## Install sdk

In [0]:
## Setup Requirements
%pip install --upgrade databricks-sdk

In [None]:
dbutils.library.restartPython()

## Install pgbench

In [None]:
%sh
apt-get update && apt-get install -y wget gnupg lsb-release
sh -c 'echo "deb http://apt.postgresql.org/pub/repos/apt $(lsb_release -cs)-pgdg main" \
    > /etc/apt/sources.list.d/pgdg.list'
wget --quiet -O - https://www.postgresql.org/media/keys/ACCC4CF8.asc | apt-key add -
apt-get update
apt-get install -y postgresql-client-15

In [0]:
%sh
apt-get install -y postgresql-contrib-15

In [0]:
%sh
pgbench --version

## Python wrapper pgbench with multi queries

In [0]:
import os, subprocess, re, glob, numpy as np
from databricks.sdk import WorkspaceClient
import uuid, shutil as _shutil

# -------------------------
# 1) Connection env
# -------------------------
w = WorkspaceClient()
instance = w.database.get_database_instance(name="ak-lakebase-accelerator-instance")
cred = w.database.generate_database_credential(request_id=str(uuid.uuid4()),
                                               instance_names=["ak-lakebase-accelerator-instance"])

env = os.environ.copy()
env.update({
    "PGHOST": instance.read_write_dns,
    "PGPORT": "5432",
    "PGDATABASE": "databricks_postgres",
    "PGUSER": w.current_user.me().user_name,
    "PGPASSWORD": cred.token,
    "PGSSLMODE": "require",
})

print("pgbench at:", _shutil.which("pgbench"))

# -------------------------
# 2) Write scripts locally
# -------------------------
workdir = "/databricks/driver/pgbench_mix"
os.makedirs(workdir, exist_ok=True)

point_path = os.path.join(workdir, "point.sql")
range_path = os.path.join(workdir, "range.sql")
agg_path   = os.path.join(workdir, "agg.sql")

with open(point_path, "w") as f:
    f.write(r"""
\set c_customer_sk random(0, 999)
SELECT *
FROM databricks_postgres.public.customer
WHERE c_customer_sk = :c_customer_sk;
""".strip() + "\n")

with open(range_path, "w") as f:
    f.write(r"""
\set c_current_hdemo_sk random(1, 700)
SELECT count(*)
FROM databricks_postgres.public.customer
WHERE c_current_hdemo_sk BETWEEN :c_current_hdemo_sk AND :c_current_hdemo_sk + 1000;
""".strip() + "\n")

with open(agg_path, "w") as f:
    f.write(r"""
SELECT c_preferred_cust_flag, count(*)
FROM databricks_postgres.public.customer
GROUP BY c_preferred_cust_flag;
""".strip() + "\n")

for p in (point_path, range_path, agg_path):
    assert os.path.exists(p), f"Missing script: {p}"

# -------------------------
# 3) Build pgbench command
#    (simulate weights 60/30/10)
# -------------------------
cmd = [
    "pgbench",
    "-n",
    "-c", "8",
    "-j", "8",
    "-T", "30",
    "-P", "5",
    "-M", "prepared",
    "-r",
    "-l",
]

# Simulate weights by repeating -f
weights = [(point_path, 60), (range_path, 30), (agg_path, 10)]
for path, wgt in weights:
    for _ in range(wgt):
        cmd.extend(["-f", path])

# -------------------------
# 4) Run & parse output
# -------------------------
res = subprocess.run(cmd, capture_output=True, text=True, env=env, cwd=workdir)
print("=== STDOUT ===\n", res.stdout)
print("=== STDERR ===\n", res.stderr)

if res.returncode != 0:
    raise SystemExit(f"pgbench failed (exit {res.returncode}).
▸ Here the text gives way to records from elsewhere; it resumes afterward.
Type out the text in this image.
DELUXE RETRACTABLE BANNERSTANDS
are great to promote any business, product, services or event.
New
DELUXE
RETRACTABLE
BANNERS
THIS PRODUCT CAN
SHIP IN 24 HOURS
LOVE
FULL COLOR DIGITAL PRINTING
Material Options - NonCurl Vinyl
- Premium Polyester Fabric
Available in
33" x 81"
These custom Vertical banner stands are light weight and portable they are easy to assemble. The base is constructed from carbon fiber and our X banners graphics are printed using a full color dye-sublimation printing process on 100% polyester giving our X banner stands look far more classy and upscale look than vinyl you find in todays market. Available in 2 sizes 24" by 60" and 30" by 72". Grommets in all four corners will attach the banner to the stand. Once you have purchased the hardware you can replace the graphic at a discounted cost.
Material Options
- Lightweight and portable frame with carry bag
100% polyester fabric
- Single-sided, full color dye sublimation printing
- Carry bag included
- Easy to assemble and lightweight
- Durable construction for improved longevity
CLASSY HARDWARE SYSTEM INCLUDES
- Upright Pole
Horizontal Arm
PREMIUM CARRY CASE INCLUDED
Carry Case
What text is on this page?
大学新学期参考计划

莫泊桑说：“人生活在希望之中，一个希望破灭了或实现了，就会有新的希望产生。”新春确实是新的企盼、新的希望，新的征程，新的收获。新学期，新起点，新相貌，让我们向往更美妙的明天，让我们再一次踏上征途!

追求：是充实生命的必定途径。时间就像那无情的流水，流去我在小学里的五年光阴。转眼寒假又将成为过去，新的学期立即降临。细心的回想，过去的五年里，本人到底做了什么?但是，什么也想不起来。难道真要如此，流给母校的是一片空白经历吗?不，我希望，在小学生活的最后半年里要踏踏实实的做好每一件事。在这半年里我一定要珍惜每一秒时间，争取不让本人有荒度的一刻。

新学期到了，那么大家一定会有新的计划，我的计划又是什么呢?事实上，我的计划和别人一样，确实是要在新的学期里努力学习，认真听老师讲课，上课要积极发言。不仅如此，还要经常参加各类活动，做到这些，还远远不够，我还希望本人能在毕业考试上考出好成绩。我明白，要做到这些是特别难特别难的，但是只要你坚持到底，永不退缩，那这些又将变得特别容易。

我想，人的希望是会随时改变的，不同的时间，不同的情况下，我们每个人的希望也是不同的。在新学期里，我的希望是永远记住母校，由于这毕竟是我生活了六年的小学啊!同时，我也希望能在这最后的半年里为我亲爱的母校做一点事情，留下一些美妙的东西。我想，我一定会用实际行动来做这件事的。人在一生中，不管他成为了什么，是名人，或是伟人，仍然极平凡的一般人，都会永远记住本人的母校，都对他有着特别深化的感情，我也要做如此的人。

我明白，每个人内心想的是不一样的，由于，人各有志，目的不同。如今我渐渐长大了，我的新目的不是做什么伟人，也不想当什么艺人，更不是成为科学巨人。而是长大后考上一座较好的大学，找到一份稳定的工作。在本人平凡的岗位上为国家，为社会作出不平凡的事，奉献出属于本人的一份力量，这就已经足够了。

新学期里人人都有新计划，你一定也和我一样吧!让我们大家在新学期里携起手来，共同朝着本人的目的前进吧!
See STDERR above. Workdir: {workdir}")

m = re.search(r"tps\s*=\s*([\d\.]+)", res.stdout)
tps = float(m.group(1)) if m else None
print("TPS:", tps)

latencies = []
for path in glob.glob(os.path.join(workdir, "pgbench_log.*")):
    with open(path) as f:
        for line in f:
            parts = line.split()
            if parts:
                try:
                    latencies.append(float(parts[-1]))  # last col = latency ms
                except ValueError:
                    pass

if latencies:
    p50, p95, p99 = np.percentile(latencies, [50, 95, 99])
    print(f"p50/p95/p99 (ms): {p50:.3f} / {p95:.3f} / {p99:.3f}")
else:
    print("No pgbench_log.* found or no latencies parsed.")

print("Logs & scripts:", workdir)